Con o senza James Cameron al timone (o dietro le quinte a coscrivere e produrre il film, come in questo caso), Hollywood è risoluta nel suo proposito di non lasciare andare Terminator e di continuare a portarlo sul grande schermo. Dopo il disastroso Terminator: Genisys sembrava d'obbligo calare il sipario e staccare la spina, invece no. Il paziente terminale rimane in vita ma, per nostra fortuna, arriva un'iniezione d'idee che vanno nella giusta direzione e di nuovi personaggi quantomeno non intollerabili.
Con il suo approccio vecchia maniera, Terminator: Destino oscuro si lascia vedere con agio e dimostra di aver capito cosa significhi portare un film d'azione al cinema nel 2019. Non si muove con raffinatezza, anzi: nel ricalibrare il lato femminile della saga aggiornandolo agli standard di questo decennio colpisce soprattutto per la sua grossolana irruenza.
Tuttavia si è portati a perdonargli tanto di fronte alla sua volontà - purtroppo ancora non così frequente, nemmeno nel 2019 - di mettere al centro tre donne combattive, di cui una è Linda Hamilton over 60 ma ancora tostissima, affiancata dalla sempre troppo sottoutilizzata Mackenzie Davis e da Natalia Reyes.
Apocalisse vecchia maniera
Pur conoscendo il suo mestiere, Tim Miller non è James Cameron. Il confronto tra i Terminator dei due registi sintetizza un po' tutto quello che c'è da dire su Destino oscuro, che di fatto ripercorre le tappe dei primi due storici film del franchise, senza però poter vantare la medesima freschezza, genialità ed energia. Gabriel Luna è chiamato ad essere il Terminator inarrestabile della situazione, che vuole uccidere una giovane messicana di nome Daniella (Natalia Reyes). Non ci vuole poi molto a intuire che l'umana potenziata Grace (Mackenzie Davis) è stata mandata dal futuro per proteggerla, in quanto la giovane donna sarà una figura chiave per la salvezza del genere umano.
Stavolta Skynet non c'entra. Cambia il nome, Legion, e cambiano le caratteristiche di un Terminator più tecnologico e inarrestabile, ma anche decisamente anonimo. Il Rev9 scatenato contro Daniella, Grace e una Sarah tornata a "terminare i terminatori" e salvare innocenti è troppo generico, un banale ingranaggio per mandare avanti la storia, lontanissimo dall'essere un personaggio di cui ci importi qualcosa.
Anche le protagoniste di Reyes e Davis sono sin troppo stereotipate per poter spostare l'attenzione da Linda Hamilton e Arnold Schwarzenegger, vero centro emotivo di un film che si deve appoggiare all'eredità dei predecessori per ottenere l'investimento emotivo necessario a dialogare con lo spettatore.
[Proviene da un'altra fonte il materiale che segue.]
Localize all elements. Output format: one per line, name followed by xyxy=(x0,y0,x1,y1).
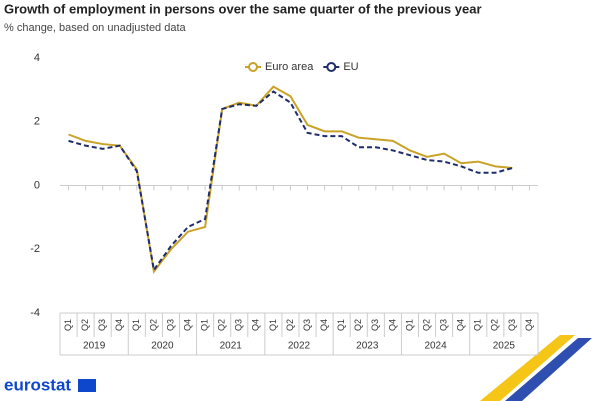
x-tick-label: Q4 xyxy=(114,319,124,331)
x-tick-label: Q2 xyxy=(148,319,158,331)
logo: eurostat xyxy=(4,375,71,394)
y-tick-label: 4 xyxy=(34,52,40,64)
x-tick-label: Q3 xyxy=(234,319,244,331)
year-label: 2021 xyxy=(220,341,243,352)
x-tick-label: Q3 xyxy=(302,319,312,331)
x-tick-label: Q1 xyxy=(199,319,209,331)
chart-title: Growth of employment in persons over the… xyxy=(4,1,482,16)
x-tick-label: Q1 xyxy=(404,319,414,331)
year-label: 2022 xyxy=(288,341,311,352)
x-tick-label: Q4 xyxy=(387,319,397,331)
x-tick-label: Q3 xyxy=(165,319,175,331)
year-label: 2025 xyxy=(493,341,516,352)
year-label: 2019 xyxy=(83,341,106,352)
y-tick-label: -4 xyxy=(30,307,40,319)
x-tick-label: Q4 xyxy=(251,319,261,331)
legend-marker xyxy=(326,62,337,72)
decor-stripe xyxy=(505,338,592,401)
year-label: 2023 xyxy=(356,341,379,352)
x-tick-label: Q4 xyxy=(456,319,466,331)
x-tick-label: Q4 xyxy=(319,319,329,331)
x-tick-label: Q4 xyxy=(524,319,534,331)
x-tick-label: Q2 xyxy=(217,319,227,331)
legend-marker xyxy=(248,62,258,72)
x-tick-label: Q3 xyxy=(438,319,448,331)
chart-subtitle: % change, based on unadjusted data xyxy=(4,22,187,34)
decor-stripe xyxy=(480,335,575,401)
x-tick-label: Q1 xyxy=(268,319,278,331)
legend-label: EU xyxy=(343,61,358,73)
legend-label: Euro area xyxy=(265,61,314,73)
x-tick-label: Q1 xyxy=(473,319,483,331)
year-label: 2020 xyxy=(151,341,174,352)
y-tick-label: 0 xyxy=(34,179,40,191)
x-tick-label: Q3 xyxy=(370,319,380,331)
x-tick-label: Q2 xyxy=(80,319,90,331)
y-tick-label: 2 xyxy=(34,116,40,128)
x-tick-label: Q4 xyxy=(182,319,192,331)
series-line xyxy=(68,90,513,273)
y-tick-label: -2 xyxy=(30,243,40,255)
year-label: 2024 xyxy=(424,341,447,352)
x-tick-label: Q1 xyxy=(131,319,141,331)
x-tick-label: Q2 xyxy=(421,319,431,331)
x-tick-label: Q2 xyxy=(353,319,363,331)
logo-flag xyxy=(78,379,96,392)
series-line xyxy=(68,85,513,275)
x-tick-label: Q2 xyxy=(285,319,295,331)
x-tick-label: Q1 xyxy=(63,319,73,331)
x-tick-label: Q3 xyxy=(97,319,107,331)
x-tick-label: Q2 xyxy=(490,319,500,331)
x-tick-label: Q1 xyxy=(336,319,346,331)
x-tick-label: Q3 xyxy=(507,319,517,331)
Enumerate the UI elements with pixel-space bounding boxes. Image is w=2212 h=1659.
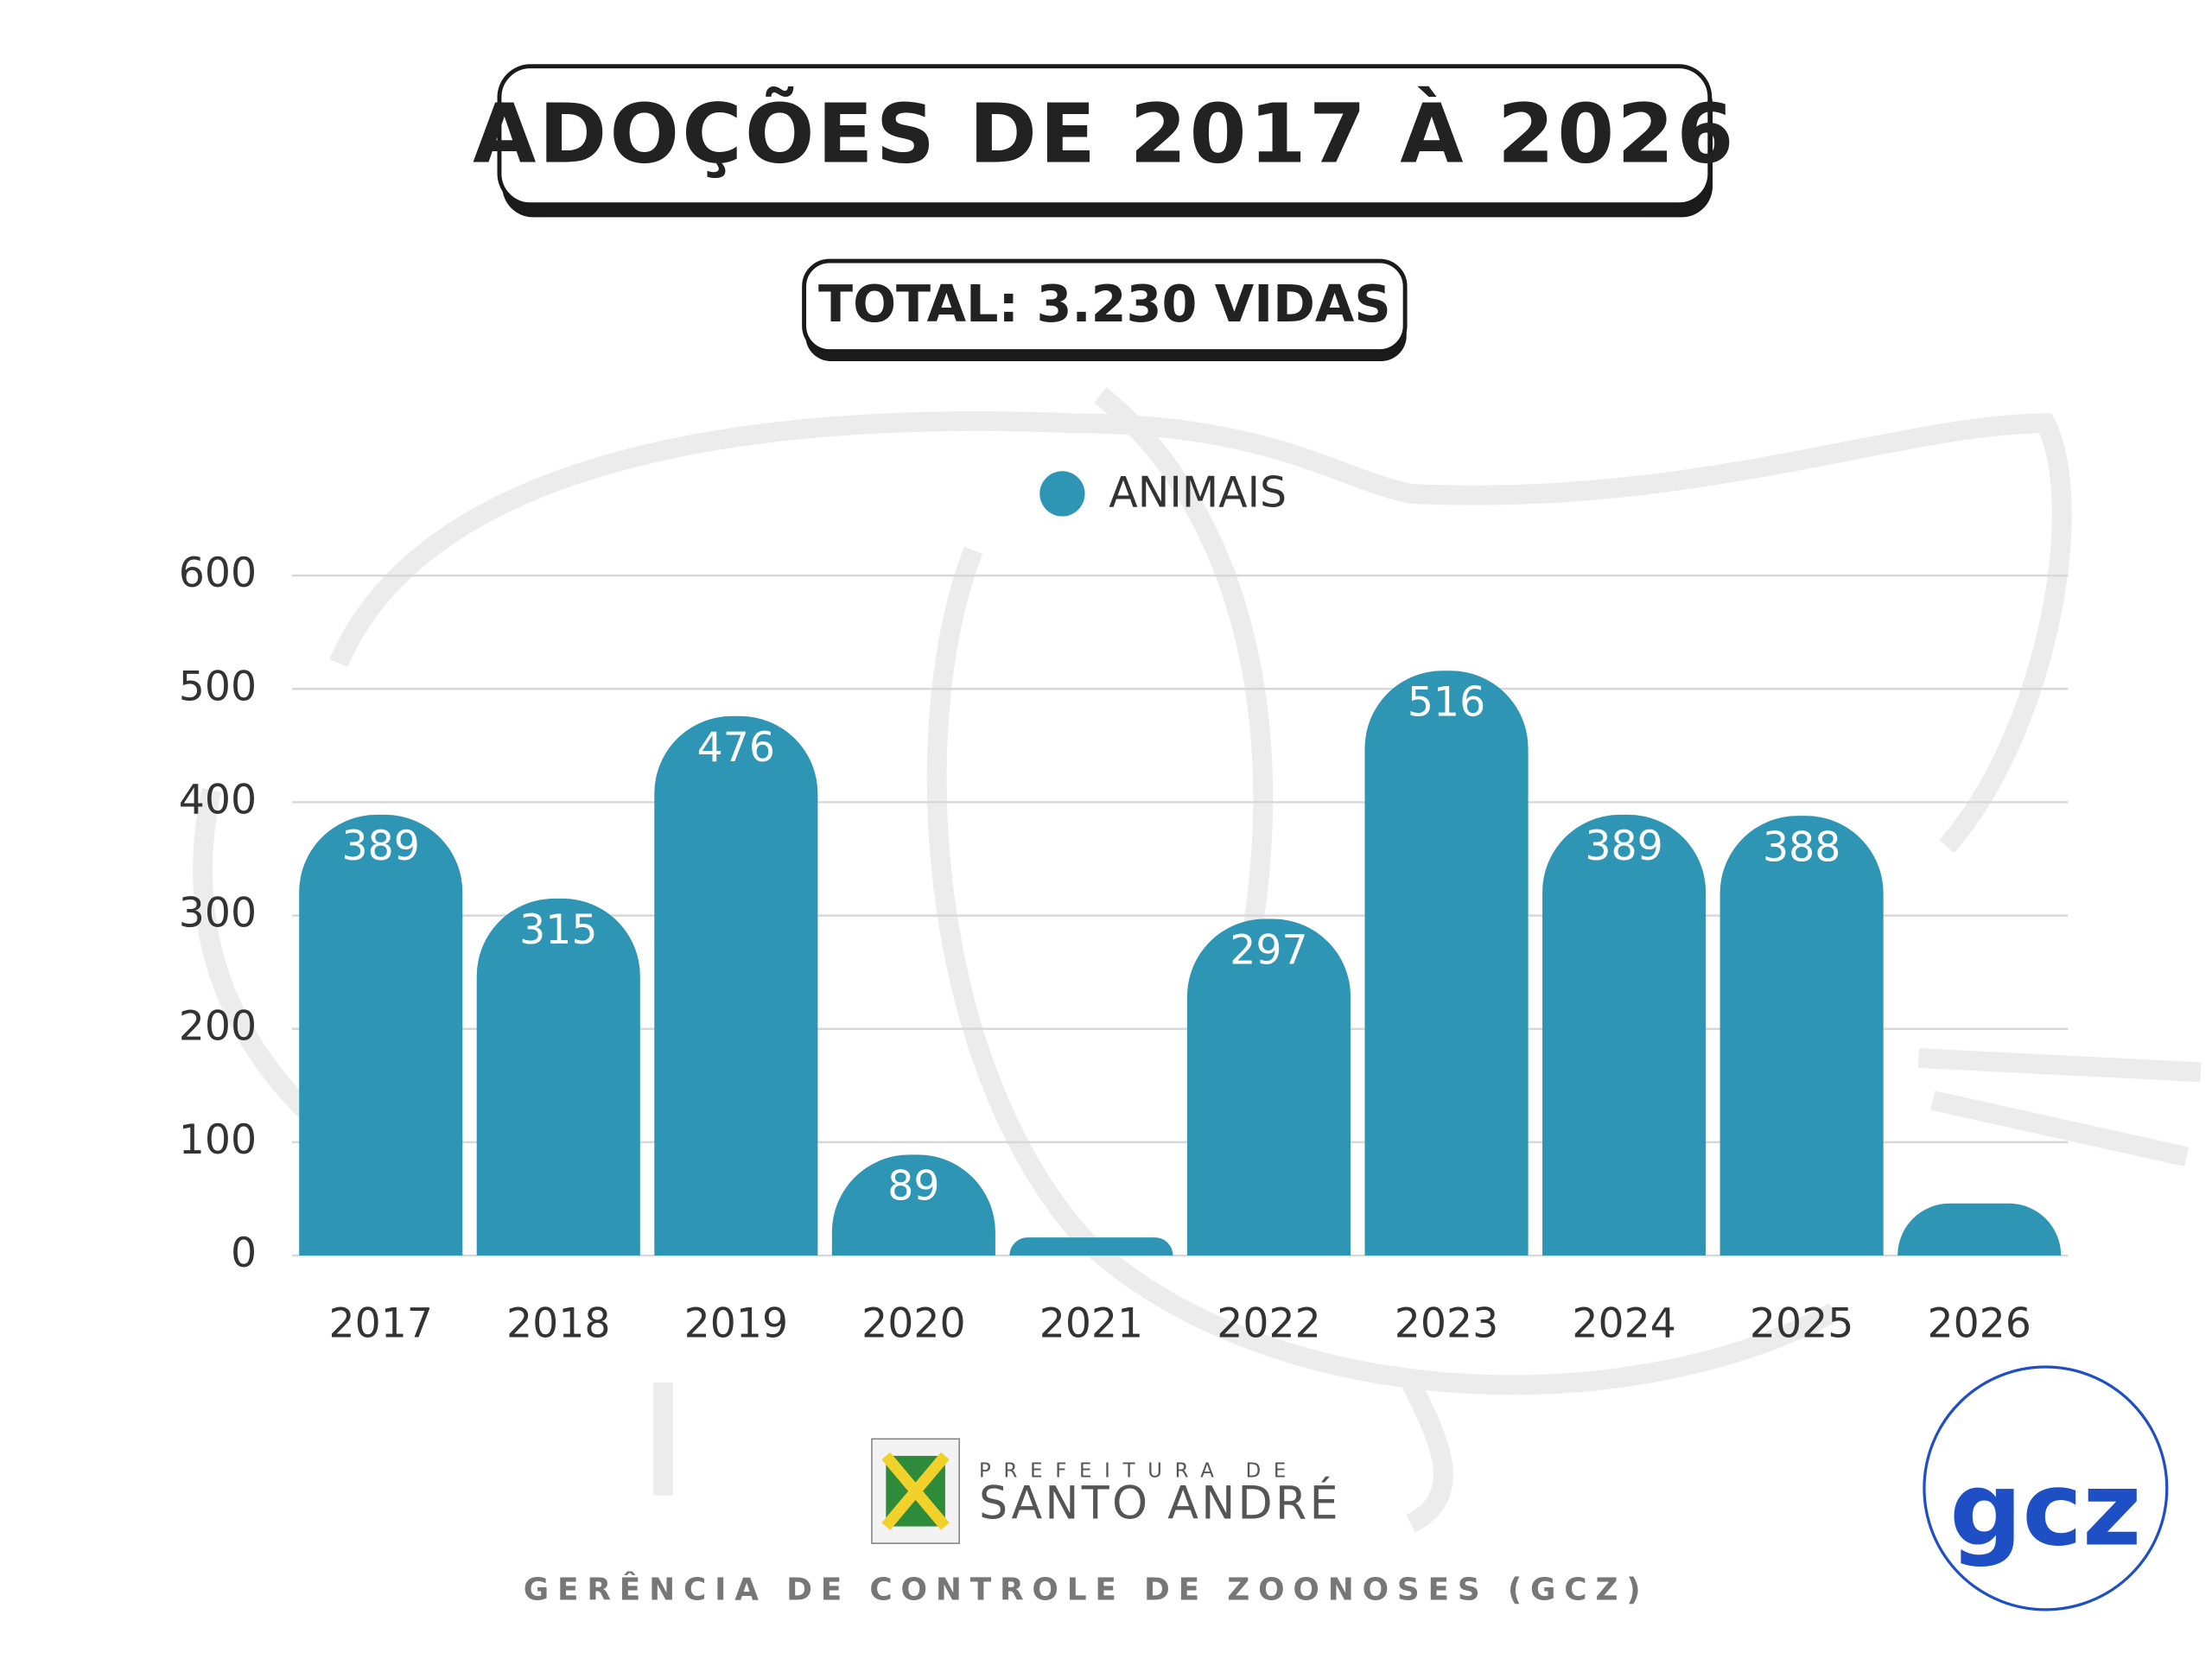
data-label: 389 (342, 823, 420, 870)
x-tick-label: 2023 (1395, 1300, 1498, 1348)
data-label: 315 (519, 906, 597, 954)
title-frame (497, 64, 1713, 207)
gcz-logo (1923, 1365, 2169, 1611)
data-label: 297 (1230, 927, 1307, 975)
subtitle-frame (802, 258, 1408, 353)
data-label: 388 (1763, 823, 1840, 871)
y-tick-label: 0 (231, 1230, 257, 1277)
bar (1897, 1203, 2062, 1256)
y-tick-label: 600 (179, 550, 257, 597)
title-box: ADOÇÕES DE 2017 À 2026 (473, 64, 1737, 218)
x-tick-label: 2017 (329, 1300, 433, 1348)
legend-label: ANIMAIS (1109, 468, 1287, 518)
bar (1719, 816, 1884, 1256)
data-label: 389 (1585, 823, 1662, 870)
bar (1009, 1237, 1173, 1256)
y-tick-label: 500 (179, 663, 257, 710)
y-tick-label: 200 (179, 1003, 257, 1051)
y-tick-label: 300 (179, 890, 257, 938)
footer: PREFEITURA DE SANTO ANDRÉ GERÊNCIA DE CO… (524, 1365, 2169, 1611)
bar (1186, 918, 1351, 1256)
y-tick-label: 400 (179, 776, 257, 823)
data-label: 516 (1408, 678, 1485, 726)
x-tick-label: 2018 (506, 1300, 610, 1348)
x-tick-label: 2024 (1572, 1300, 1675, 1348)
bar (831, 1154, 995, 1256)
x-tick-label: 2021 (1039, 1300, 1143, 1348)
legend-marker (1039, 471, 1085, 517)
gcz-logo-text: gcz (1949, 1450, 2141, 1568)
background-decoration (193, 387, 2202, 1533)
x-tick-label: 2022 (1217, 1300, 1320, 1348)
data-label: 89 (887, 1163, 939, 1211)
subtitle-box: TOTAL: 3.230 VIDAS (802, 258, 1408, 361)
bar (1542, 814, 1707, 1256)
bar (654, 715, 818, 1256)
y-tick-label: 100 (179, 1116, 257, 1164)
x-tick-label: 2026 (1927, 1300, 2031, 1348)
chart-subtitle: TOTAL: 3.230 VIDAS (818, 274, 1391, 334)
bar (476, 898, 640, 1256)
x-tick-label: 2019 (684, 1300, 788, 1348)
chart-title: ADOÇÕES DE 2017 À 2026 (473, 86, 1737, 182)
footer-city: SANTO ANDRÉ (979, 1478, 1341, 1530)
x-tick-label: 2025 (1750, 1300, 1853, 1348)
footer-department: GERÊNCIA DE CONTROLE DE ZOONOSES (GCZ) (524, 1572, 1649, 1608)
bar (1364, 671, 1529, 1256)
x-tick-label: 2020 (861, 1300, 965, 1348)
coat-of-arms-cross (881, 1452, 950, 1530)
bar (299, 814, 463, 1256)
data-label: 476 (697, 724, 775, 772)
footer-prefeitura: PREFEITURA DE (979, 1459, 1299, 1482)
Terminator: Destino oscuro qualche carta da giocare ce l'ha, vedi per esempio lo spezzone che trasforma le tre protagoniste in fuggitive messicane che devono passare il famigerato muro al confine con il Texas. L'argomento è così polarizzante che basta introdurlo per dare una nota politica al film, che però fatica e molto in altri comparti. Per esempio gli effetti speciali sono davvero poco incisivi e credibili, trascinati fuori dallo scorso ventennio per scarso realismo e fluidità.
Un malato terminale
In realtà è tutto il film a sembrare figlio degli anni '90: Destino oscuro è concreto, tattile, materico e diretto come un action senza infamia e senza lode di quegli anni, con un paio di messaggi da dare esposti in maniera piuttosto semplice e diretta. Un film di seconda fascia si sarebbe detto allora, ma nel frattempo il cinema action commerciale si è fatto così impalpabile e meme di sé stesso che basta la buona volontà dimostrata da Destino oscuro a farlo apparire solido, rassicurante e tutto sommato soddisfacente.
Certo siamo ben lontani dal dire qualcosa di nuovo sull'argomento e la necessità di mantenere in vita Terminator nel 2019 è ancora tutta da dimostrare. Pensando però alla deriva catastrofica di Genisys, non posso fare a meno di considerare Destino oscuro un passo avanti.
Terminator: Destino oscuro arriverà nelle sale italiane il 31 ottobre 2019.